Dec 17, 2019, 12:23 PM

A vos Excellences, Messieurs les Présidents SALL et Barrow,

Ils y a quelques jours, des dizaines de jeunes hommes et femmes périssaient au large de Nouadhibou en Mauritanie et quelques-uns en furent sauvés. Ils avaient pris la mer pour se rendre en Europe dans l’espoir d’un meilleur destin. Dans les fragiles pirogues, qui les menaient vers le rêve européen qu’ils avaient en commun, il y avait indistinctement des Gambiens et des Sénégalais. Les flots les avaient charriés sur le rivage sans distinction de nationalité. Leur mort a plongé des centaines de familles dans le désarroi. Des Gambiens sont allés au Sénégal pour les obsèques des jeunes Sénégalais morts. Des Sénégalais ont fait le chemin inverse. Ils sont allés en Gambie pour les obsèques des jeunes Gambiens ayant disparu dans cette « tragédie » comme l’a nommée le Président Barrow.
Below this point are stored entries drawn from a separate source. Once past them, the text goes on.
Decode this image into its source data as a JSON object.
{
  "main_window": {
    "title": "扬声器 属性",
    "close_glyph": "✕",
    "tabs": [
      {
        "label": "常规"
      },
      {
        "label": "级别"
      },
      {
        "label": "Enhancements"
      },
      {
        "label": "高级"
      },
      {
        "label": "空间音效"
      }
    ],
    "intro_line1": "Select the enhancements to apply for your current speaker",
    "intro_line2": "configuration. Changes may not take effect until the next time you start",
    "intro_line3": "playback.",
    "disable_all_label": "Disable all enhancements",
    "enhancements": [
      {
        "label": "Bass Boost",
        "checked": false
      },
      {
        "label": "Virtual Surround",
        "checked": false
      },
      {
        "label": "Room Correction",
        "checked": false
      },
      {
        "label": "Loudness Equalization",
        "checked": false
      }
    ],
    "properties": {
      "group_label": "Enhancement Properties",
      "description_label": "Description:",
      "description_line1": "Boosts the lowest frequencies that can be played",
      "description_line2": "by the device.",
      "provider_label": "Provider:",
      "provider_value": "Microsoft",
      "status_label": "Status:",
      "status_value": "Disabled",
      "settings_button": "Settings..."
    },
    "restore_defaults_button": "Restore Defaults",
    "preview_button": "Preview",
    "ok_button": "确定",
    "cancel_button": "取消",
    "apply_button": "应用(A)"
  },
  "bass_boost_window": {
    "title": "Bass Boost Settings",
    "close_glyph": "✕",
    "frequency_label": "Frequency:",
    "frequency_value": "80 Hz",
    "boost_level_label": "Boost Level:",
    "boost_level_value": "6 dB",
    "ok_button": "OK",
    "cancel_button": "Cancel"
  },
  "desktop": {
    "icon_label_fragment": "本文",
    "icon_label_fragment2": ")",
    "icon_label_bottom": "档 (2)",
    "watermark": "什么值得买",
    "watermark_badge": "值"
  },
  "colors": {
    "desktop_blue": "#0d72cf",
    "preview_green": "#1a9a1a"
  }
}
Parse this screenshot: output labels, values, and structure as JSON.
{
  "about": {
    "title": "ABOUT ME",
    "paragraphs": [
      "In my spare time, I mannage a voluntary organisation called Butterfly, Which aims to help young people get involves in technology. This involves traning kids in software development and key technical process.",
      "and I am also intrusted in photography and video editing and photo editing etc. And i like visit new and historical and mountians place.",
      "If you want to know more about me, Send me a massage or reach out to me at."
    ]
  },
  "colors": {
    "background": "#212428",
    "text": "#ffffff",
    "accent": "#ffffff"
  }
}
En effet, cette tragédie nous est commune. Tout le monde en souffre. Mais je sais aussi que, parallèlement, des milliers de Gambiens et Sénégalais partagent ce qu’ils ont de plus cher : époux et enfants ; terre et ciel ; fleuves et mers ; clients et marchands ; routes et marchés. Ils passent d’une frontière à l’autre pour célébrer leurs mariages, leurs marabouts, leurs saints, bref, les personnes et les événements qui leur sont chers.

Il y a quelques mois, j’ai regardé avec beaucoup d’émotion, jusqu’à tard dans la nuit du lundi 21 janvier 2019, les images de l’inauguration du pont dit de la Sénégambie sur le fleuve Gambie. J’étais d’autant plus ému que ces images étaient réalisées conjointement par la RTS (Sénégal) et la GRTS (Gambie). Et vous étiez là, tous les deux, l’un, M. Macky Sall, Président du Sénégal, à côté de l’autre, M. Adama Barrow, Président de la Gambie.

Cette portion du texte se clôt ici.